De rechtbank concludeerde dat de verdachte op zijn minst voorwaardelijk opzet had op het aanwezig hebben van verdovende middelen, gezien de omstandigheden waaronder deze in zijn woning werden aangetroffen. De verdachte had verklaard dat hij door derden was benaderd om spullen in te pakken op zijn zolder, waar een grote hoeveelheid drugs werd aangetroffen. De rechtbank oordeelde dat de verdachte op de hoogte moest zijn van de illegale activiteiten die daar plaatsvonden.

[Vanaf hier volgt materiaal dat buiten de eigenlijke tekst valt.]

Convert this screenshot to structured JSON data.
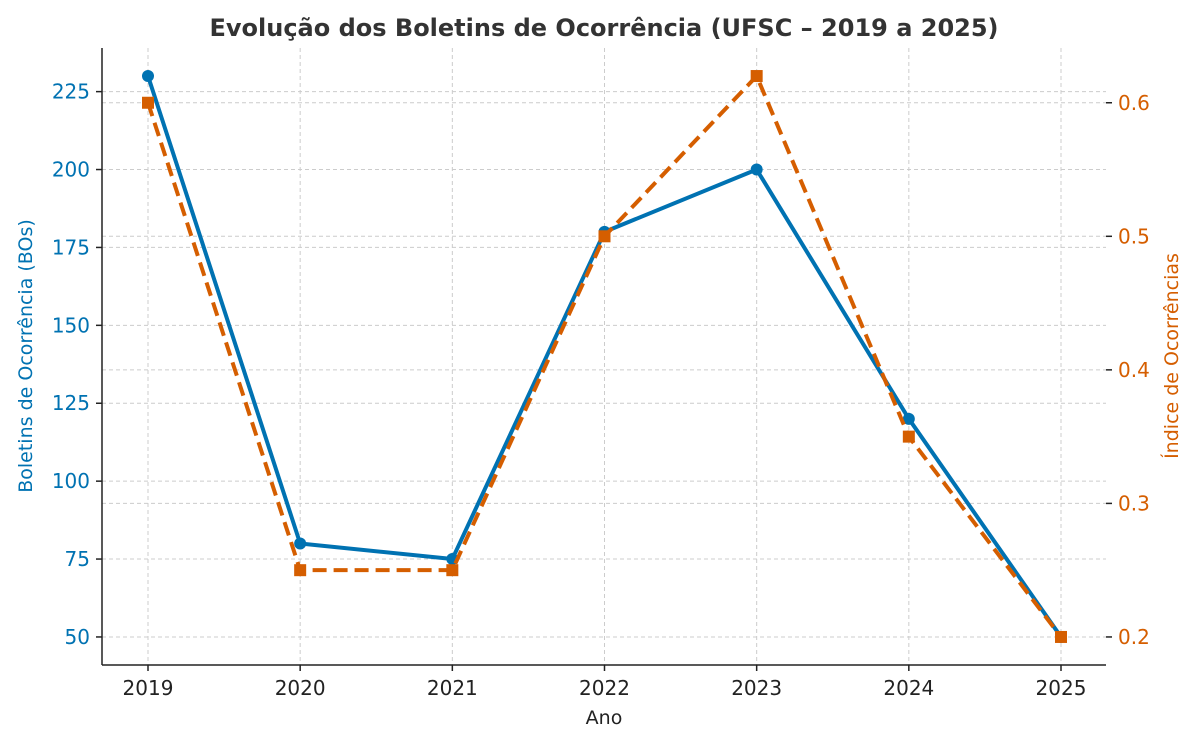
{
  "chart_data": {
    "type": "line",
    "title": "Evolução dos Boletins de Ocorrência (UFSC – 2019 a 2025)",
    "xlabel": "Ano",
    "ylabel": "Boletins de Ocorrência (BOs)",
    "y2label": "Índice de Ocorrências",
    "categories": [
      "2019",
      "2020",
      "2021",
      "2022",
      "2023",
      "2024",
      "2025"
    ],
    "ylim": [
      41,
      239
    ],
    "y2lim": [
      0.179,
      0.641
    ],
    "yticks": [
      50,
      75,
      100,
      125,
      150,
      175,
      200,
      225
    ],
    "y2ticks": [
      0.2,
      0.3,
      0.4,
      0.5,
      0.6
    ],
    "grid": true,
    "series": [
      {
        "name": "Boletins de Ocorrência (BOs)",
        "axis": "left",
        "color": "#0072B2",
        "style": "solid",
        "marker": "circle",
        "values": [
          230,
          80,
          75,
          180,
          200,
          120,
          50
        ]
      },
      {
        "name": "Índice de Ocorrências",
        "axis": "right",
        "color": "#D55E00",
        "style": "dashed",
        "marker": "square",
        "values": [
          0.6,
          0.25,
          0.25,
          0.5,
          0.62,
          0.35,
          0.2
        ]
      }
    ]
  }
}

De rechtbank legde de verdachte een gevangenisstraf op, rekening houdend met de ernst van de feiten en de impact op de volksgezondheid. De verdachte had zich schuldig gemaakt aan ernstige strafbare feiten, en de rechtbank achtte een onvoorwaardelijke gevangenisstraf gerechtvaardigd. De bijzondere voorwaarden die aan de voorwaardelijke straf waren verbonden, omvatten onder andere deelname aan een gedragsinterventie en toezicht door de reclassering. De rechtbank verklaarde de in beslag genomen verdovende middelen onttrokken aan het verkeer.

Uitspraak

RECHTBANK ZEELAND-WEST-BRABANT
Strafrecht
Zittingsplaats: Breda
parketnummer: 02/095620-22
vonnis van de meervoudige kamer van 15 september 2022
in de strafzaak tegen:
[verdachte]
geboren op [geboortedag] 1963 te [geboorteplaats]
wonende op het adres [adres 1]
thans gedetineerd in de Penitentiaire Inrichting in Dordrecht
raadsman: mr. B. Çiçek, advocaat te Breda, waarnemend voor mr. Assouiki, advocate te Tilburg.

1.Onderzoek van de zaak

De zaak is inhoudelijk behandeld op de zitting van 1 september 2022, waarbij de officier van justitie, mr. I.E.M.M. Haenen, en de verdediging hun standpunten kenbaar hebben gemaakt.

2.De tenlastelegging

De tenlastelegging is gewijzigd overeenkomstig artikel 314a van het Wetboek van Strafvordering. De tenlastelegging is als Bijlage I aan dit vonnis gehecht.
De verdenking komt er -kort en feitelijk weergegeven- op neer dat verdachte zich schuldig heeft gemaakt aan de uitvoer van XTC, methamfetamine en amfetamine(olie). Daarnaast wordt verdachte verweten dat hij tezamen en in vereniging met anderen deze verdovende middelen heeft geproduceerd en/of daarin heeft gehandeld, althans aanwezig heeft gehad, dan wel daaraan medeplichtig is geweest.

3.De voorvragen

De dagvaarding is geldig.
De rechtbank is bevoegd.
De officier van justitie is ontvankelijk in de vervolging.
Er is geen reden voor schorsing van de vervolging.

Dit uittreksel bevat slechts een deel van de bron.